While this project is inspired by events in the Pharmaceutical industry, the requirements are intended to be general enough to apply to any industry’s supply chain.

Devise a blockchain-based solution for storing transaction information for the supply chain. The repository must:

1. Accept and validate transactions on serialized product IDs, ensuring that only the entity currently in possession of an item can transmit it to another entity (that is, a distributor can’t add a transaction indicating they shipped an item to a dispenser unless the distributor is currently in possession of that item)
2. Restrict visibility to all information about a transaction so that only the shipper and receiver on the transaction can see the information about the transaction. Other parties should not be able to see the item information, nor can they see the identities of the shipper and receiver. 

Each transaction entered into the blockchain should include at least the following elements:

1. Product ID – An identifier for the product being shipped. In systems using GS1 standards this would be a GTIN, but for this project any identifier is reasonable. (Lipitor may be product ID 1234)
2. Serial Number – A specific number which identifies the item being shipped (A specific bottle of Lipitor may be serial number 1155151515)
3. Shipping Entity ID – An identifier for the shipping entity.
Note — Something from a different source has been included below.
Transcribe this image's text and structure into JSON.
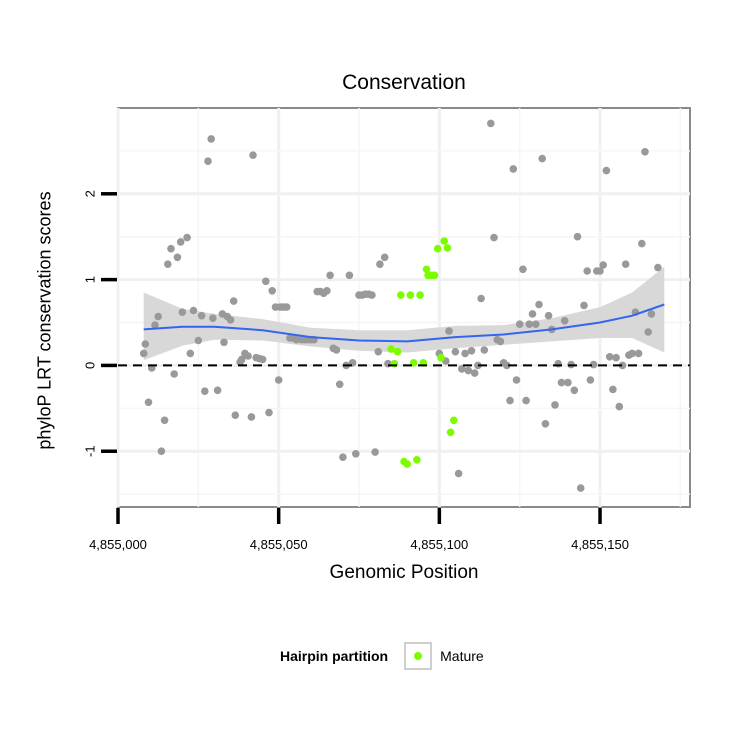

In systems using GS1 standards this would be a GLN.
4. Receiving Entity ID – The identifier for the entity receiving the shipment.

Additional fields such as transaction IDs, dates and times are likely appropriate and can be included at the discretion of the project team.

1. Is an external system necessary to index the records in the blockchain for searchability in light of the access restrictions imposed?
2. What process is appropriate for validating the initial transaction of a particular item is valid since it won’t have a current owner in the blockchain prior to that initial shipment?
3. In a high-volume supply chain (tens of thousands of transactions per day) what approaches can be taken to ensure the blockchain can accommodate the performance needs of the industry?